The US National Institutes of Health (NIH) today released a response to a sharply worded internal criticism about the handling of two controversial H5N1 avian influenza papers, one of which was published in Nature yesterday.

The criticism came from Michael Osterholm, a public-health researcher and member of the National Science Advisory Board for Biosecurity (NSABB), which had been asked to advise the government on the potential biosecurity risks of publishing the papers in full. After an initial unanimous recommendation to redact the papers, the 22 voting members of NSABB were called back to the NIH campus to re-evaluate the decision in light of additional information and revisions to the papers. This time it voted in favour of publication, but six members of the NSABB, including Osterholm, dissented on the publication of one of the manuscripts.

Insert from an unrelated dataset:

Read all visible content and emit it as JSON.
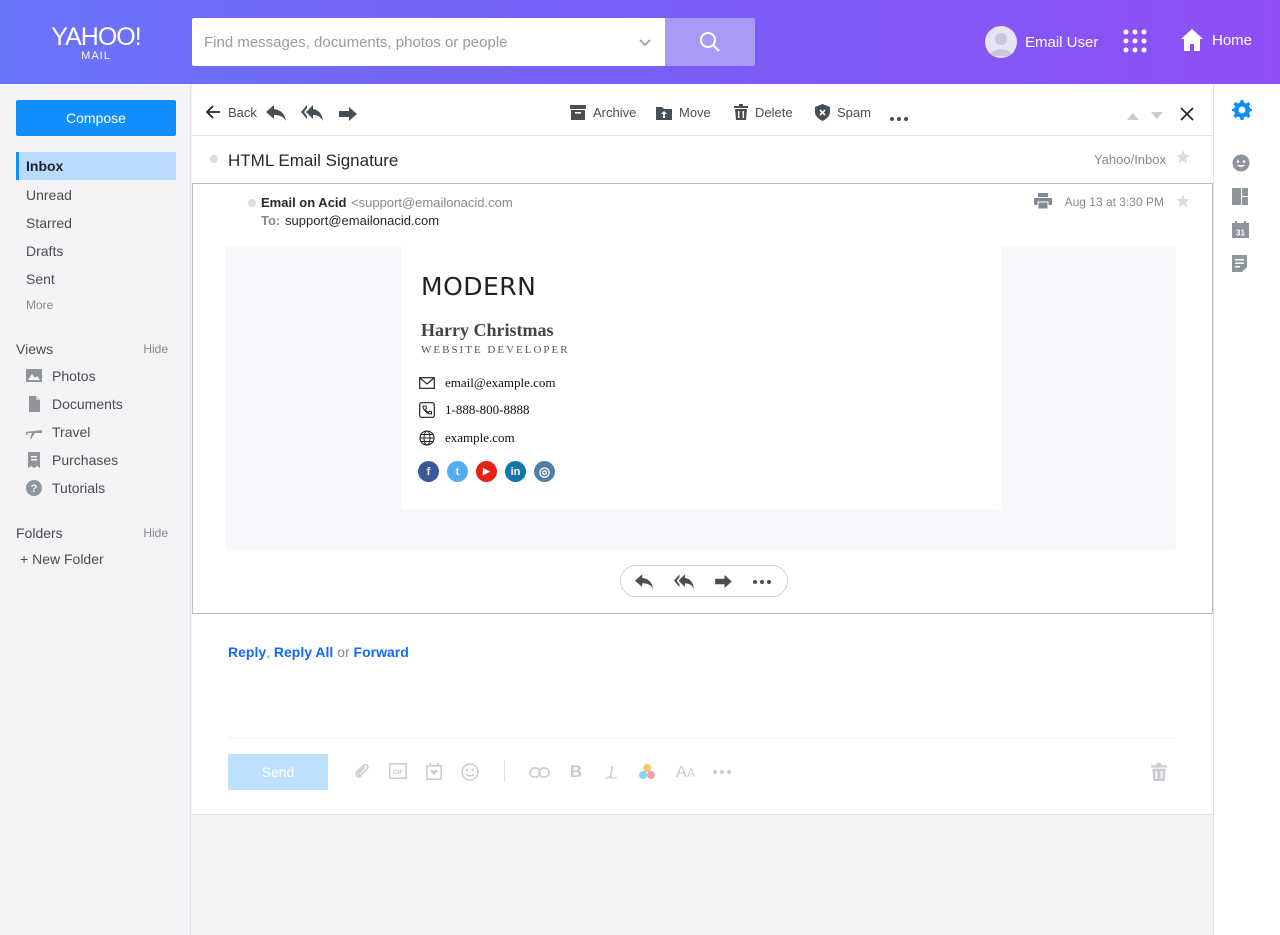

Osterholm’s letter, which was leaked to Science and Nature, called the proceedings of this meeting, held 29–30 March, biased and incomplete, presenting an argument with the express purpose of getting the papers published.

In a six-page response — released today, but dated 25 April — Amy Patterson, an NIH official who manages the NSABB, responded to Osterholm’s critiques point by point. She writes that the views and perspectives that Osterholm claims were lacking at the meeting were in fact presented, by Osterholm himself. She says that he did not provide recommendations for experts to speak at the meeting. (In his letter, Osterholm said, “I personally tried to have their voices represented at the meeting. They were not invited.”) And she notes that although she respects his opinions and perspectives, “I do believe that some of them were based in part on a misunderstanding of the facts.”

Interestingly, Patterson notes that the US government is now looking into ways to allow “controlled access to sensitive scientific information for those with a legitimate need to know, in cases where certain details are redacted from a manuscript.” This is a mechanism that many members in the NSABB have been calling for, but one that obviously wasn’t ready for the H5N1 papers. Many in the scientific community worry that this redaction process is tantamount to censorship and that it has delicate political implications internationally. Without involvement from the rest of the world, it could seem that the United States or a handful of developed countries are attempting to unilaterally control the release of potentially dangerous information.